Quite apart from the Pillai’s offloading proved to be self-defeating exercise, there is the issue of infringement of her rights to movement and expression. UK MP Virendra Sharma, a member of the committee before which Pillai was to make a presentation, castigated the officials who had stopped her boarding the plane. “The alleged detention of Priya Pillai is a worrying development. Priya had been invited to address our ‘All Party Parliamentary Group’… Democracy requires freedom of campaign, and freedom to question the government,” Sharma said in an email response to The Indian Express.

Equally depressing is the fact that the officials responsible for the gaucheness have added the halo of martyrdom to the activists who lost much of influence to pursue their anti-development agenda in the wake of the defeat of the Congress-led UPA regime. It is a well-acknowledged fact that UPA chief had a soft corner for non-governmental organizations (NGOs) and sundry activists. The Narendra Modi government, however, does not seem inclined to play ball with the rainbow coalition of socialists, Luddites, and racketeers. Which is a good thing for the economy and society.

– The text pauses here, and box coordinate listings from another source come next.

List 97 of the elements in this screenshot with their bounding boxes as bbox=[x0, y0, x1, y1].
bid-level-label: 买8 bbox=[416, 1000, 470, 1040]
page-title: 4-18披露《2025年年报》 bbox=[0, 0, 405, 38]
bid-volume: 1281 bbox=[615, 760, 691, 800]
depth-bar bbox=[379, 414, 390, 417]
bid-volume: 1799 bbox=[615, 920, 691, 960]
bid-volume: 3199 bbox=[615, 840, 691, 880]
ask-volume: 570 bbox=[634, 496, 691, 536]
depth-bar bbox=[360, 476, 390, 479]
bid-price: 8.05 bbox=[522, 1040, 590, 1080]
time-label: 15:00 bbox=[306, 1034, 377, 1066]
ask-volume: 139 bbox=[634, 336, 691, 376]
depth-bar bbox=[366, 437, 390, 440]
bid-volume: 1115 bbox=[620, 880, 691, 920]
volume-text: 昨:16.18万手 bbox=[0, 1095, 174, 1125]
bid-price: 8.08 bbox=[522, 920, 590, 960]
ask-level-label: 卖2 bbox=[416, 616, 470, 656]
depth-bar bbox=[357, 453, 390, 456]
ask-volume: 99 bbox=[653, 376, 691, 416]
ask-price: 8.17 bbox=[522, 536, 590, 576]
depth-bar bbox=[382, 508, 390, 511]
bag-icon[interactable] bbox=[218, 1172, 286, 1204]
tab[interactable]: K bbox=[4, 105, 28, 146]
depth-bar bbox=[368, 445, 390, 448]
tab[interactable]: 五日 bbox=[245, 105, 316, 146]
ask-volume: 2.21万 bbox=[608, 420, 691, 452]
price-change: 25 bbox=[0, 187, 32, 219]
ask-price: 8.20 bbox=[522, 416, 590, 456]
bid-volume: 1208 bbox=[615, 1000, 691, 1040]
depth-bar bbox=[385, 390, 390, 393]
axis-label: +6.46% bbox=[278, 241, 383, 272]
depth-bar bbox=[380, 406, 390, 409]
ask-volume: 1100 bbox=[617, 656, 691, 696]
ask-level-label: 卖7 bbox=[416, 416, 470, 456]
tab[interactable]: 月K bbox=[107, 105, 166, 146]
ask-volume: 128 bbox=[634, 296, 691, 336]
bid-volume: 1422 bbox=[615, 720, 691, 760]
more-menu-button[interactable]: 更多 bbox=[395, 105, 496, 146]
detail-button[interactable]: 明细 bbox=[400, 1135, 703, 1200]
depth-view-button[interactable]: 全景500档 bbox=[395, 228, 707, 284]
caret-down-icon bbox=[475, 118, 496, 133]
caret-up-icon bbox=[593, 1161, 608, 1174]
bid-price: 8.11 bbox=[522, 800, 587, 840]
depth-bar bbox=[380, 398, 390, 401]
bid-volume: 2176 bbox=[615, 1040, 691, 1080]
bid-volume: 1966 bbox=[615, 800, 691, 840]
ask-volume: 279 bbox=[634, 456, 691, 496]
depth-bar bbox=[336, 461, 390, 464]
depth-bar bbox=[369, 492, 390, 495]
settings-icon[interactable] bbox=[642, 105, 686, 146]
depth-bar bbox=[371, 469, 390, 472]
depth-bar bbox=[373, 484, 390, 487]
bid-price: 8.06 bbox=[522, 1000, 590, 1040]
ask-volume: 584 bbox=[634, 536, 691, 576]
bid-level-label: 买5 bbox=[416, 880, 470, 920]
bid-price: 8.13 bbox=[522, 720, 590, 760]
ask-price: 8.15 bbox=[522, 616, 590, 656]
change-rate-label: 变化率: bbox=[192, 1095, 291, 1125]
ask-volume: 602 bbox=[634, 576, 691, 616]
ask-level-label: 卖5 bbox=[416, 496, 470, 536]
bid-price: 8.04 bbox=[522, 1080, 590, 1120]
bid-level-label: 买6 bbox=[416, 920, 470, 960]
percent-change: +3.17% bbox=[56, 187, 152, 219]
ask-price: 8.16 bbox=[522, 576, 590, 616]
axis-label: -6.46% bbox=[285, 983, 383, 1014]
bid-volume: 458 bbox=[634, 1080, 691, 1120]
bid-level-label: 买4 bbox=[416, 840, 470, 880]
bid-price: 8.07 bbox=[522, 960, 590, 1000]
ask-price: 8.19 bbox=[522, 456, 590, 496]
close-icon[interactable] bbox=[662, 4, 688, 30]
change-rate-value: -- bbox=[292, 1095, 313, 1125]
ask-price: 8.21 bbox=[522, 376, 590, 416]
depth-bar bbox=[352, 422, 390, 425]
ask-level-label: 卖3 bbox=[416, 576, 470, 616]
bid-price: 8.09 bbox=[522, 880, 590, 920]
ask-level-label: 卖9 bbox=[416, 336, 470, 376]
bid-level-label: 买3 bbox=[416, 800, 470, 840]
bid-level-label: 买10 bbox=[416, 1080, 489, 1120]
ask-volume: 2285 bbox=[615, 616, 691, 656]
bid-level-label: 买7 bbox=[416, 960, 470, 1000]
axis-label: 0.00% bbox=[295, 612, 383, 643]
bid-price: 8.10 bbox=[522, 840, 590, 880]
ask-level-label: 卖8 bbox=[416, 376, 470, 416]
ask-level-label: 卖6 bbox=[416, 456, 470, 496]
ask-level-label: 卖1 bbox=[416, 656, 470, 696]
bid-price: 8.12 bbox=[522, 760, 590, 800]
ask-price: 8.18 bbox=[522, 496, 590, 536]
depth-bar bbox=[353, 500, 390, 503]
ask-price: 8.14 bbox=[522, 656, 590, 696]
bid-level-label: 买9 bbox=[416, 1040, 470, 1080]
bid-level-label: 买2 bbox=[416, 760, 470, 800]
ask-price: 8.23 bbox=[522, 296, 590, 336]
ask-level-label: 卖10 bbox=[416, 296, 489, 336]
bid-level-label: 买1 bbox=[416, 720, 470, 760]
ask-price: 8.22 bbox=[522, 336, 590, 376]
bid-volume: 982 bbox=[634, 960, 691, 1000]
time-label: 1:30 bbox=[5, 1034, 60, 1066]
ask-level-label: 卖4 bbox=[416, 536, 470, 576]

However, harassment and repression would be the crudest weapons to confront the activists; instead, they need to be exposed intellectually and morally. There should be highlight the poverty of their ideology and the negative impact of their activities the country and its poor citizens have to suffer. It would be much more appropriate and efficacious to uncover their lies. Any action that can be construed or misconstrued as illiberal and anti-democratic should be avoided.

The danda approach would divert the attention away from the real problem: that NGOs and activists are doctrinaire in their approach; their opposition is not to this or that project of some industrialist but private enterprise per se; their activities are against the interests of the not just capitalists but also workers, peasants, and tribals, notwithstanding their claims to being champions of the poor.

This is what happened a few months ago when the government tried to make public aware of the foreign funding to activists. Focus shifted to whether funding to NGOs by foreigners is good or bad, who were actual financiers, are there any pyramidal structures of financing involved as is the case in corporate finance, and so on.

This gave an excuse to NGOs to caution us against the ills of xenophobia, jingoism, etc. They got an opportunity to pose themselves as the wronged heroes devoted to the cause of egalitarianism. They retaliated on these lines. “We have in our campaigns made enough stakeholders extremely uncomfortable. The nexus between industry and government is a well-known plot. For me, there is certainly a hint of some influence. It is common sense to believe that some people are really upset,” said Samit Aich, Executive Director, Greenpeace India.

Notice the line of argument: emphasis was not on the content of allegations against them but on the character of the accuser—in this case, the government. Also notice the Marxist undertones: government is the handmaiden of capitalists in a ‘bourgeois democracy’—something that is normally known as liberal democracy.

The Modi government should take on NGOs, but its weapon should be reason and not repression.